The PACE Vermont Study will enroll young Vermonters aged 12-25. Participants will complete three 10- to 15-minute online surveys over a six-month period. Participants will receive a $10 online gift card for each survey completed, plus a $20 bonus for completing all three surveys, for a total of $50. Parents need to first provide permission for their minor children to participate in the PACE Vermont Study. They will have access to the study’s progress and key findings on the PACE Vermont social media sites. Individual survey responses are confidential.
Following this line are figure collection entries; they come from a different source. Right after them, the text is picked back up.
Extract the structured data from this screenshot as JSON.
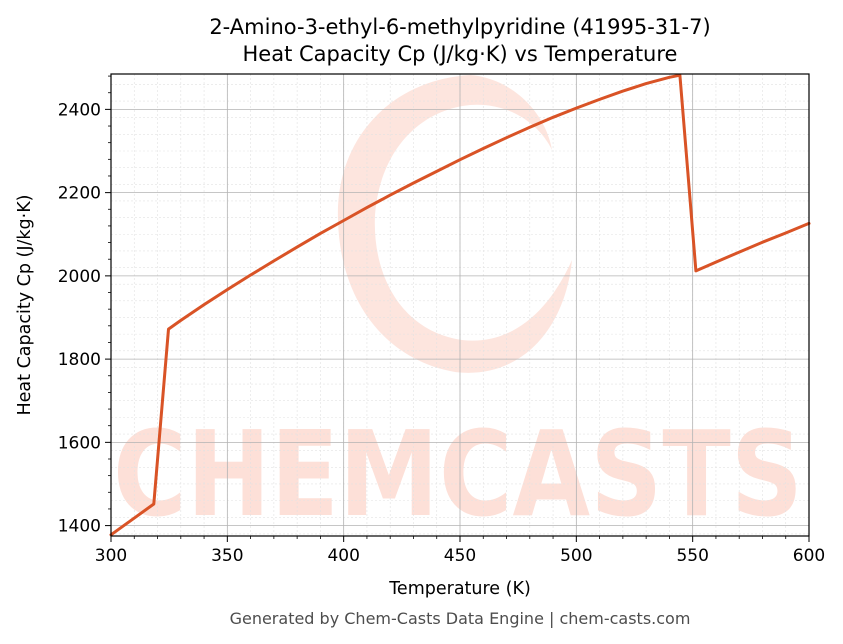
{
  "chart_data": {
    "type": "line",
    "title": [
      "2-Amino-3-ethyl-6-methylpyridine (41995-31-7)",
      "Heat Capacity Cp (J/kg·K) vs Temperature"
    ],
    "xlabel": "Temperature (K)",
    "ylabel": "Heat Capacity Cp (J/kg·K)",
    "xlim": [
      300,
      600
    ],
    "ylim": [
      1375,
      2485
    ],
    "xticks": [
      300,
      350,
      400,
      450,
      500,
      550,
      600
    ],
    "yticks": [
      1400,
      1600,
      1800,
      2000,
      2200,
      2400
    ],
    "grid": true,
    "legend": "none",
    "line_color": "#d95326",
    "series": [
      {
        "x": [
          300,
          318.4,
          324.7,
          330,
          340,
          350,
          360,
          370,
          380,
          390,
          400,
          410,
          420,
          430,
          440,
          450,
          460,
          470,
          480,
          490,
          500,
          510,
          520,
          530,
          540,
          544.5,
          551.4,
          560,
          570,
          580,
          590,
          600
        ],
        "values": [
          1378,
          1452,
          1872,
          1893,
          1931,
          1967,
          2002,
          2036,
          2069,
          2102,
          2133,
          2164,
          2194,
          2223,
          2251,
          2279,
          2306,
          2332,
          2357,
          2381,
          2403,
          2424,
          2444,
          2462,
          2477,
          2482,
          2012,
          2033,
          2057,
          2081,
          2103,
          2126
        ]
      }
    ]
  },
  "watermark": {
    "text": "CHEMCASTS",
    "color": "#fde0d8"
  },
  "footer": "Generated by Chem-Casts Data Engine | chem-casts.com"
}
To be eligible to participate in the PACE Vape Messaging Study, Vermonters must be aged 18-24 years old. Participants will complete two brief 10- to 15-minute surveys over a one-month period. Participants will receive a $10 online gift card for completing the first survey and a $15 online gift card for completing the second, for a total of $25.
“These studies will provide timely and important data to inform prevention interventions and decision making,” according to Rhonda Williams, Chronic Disease Prevention Chief for the Vermont Department of Health. “The Health Department is excited to partner with UVM’s Center on Behavior and Health on these PACE studies.”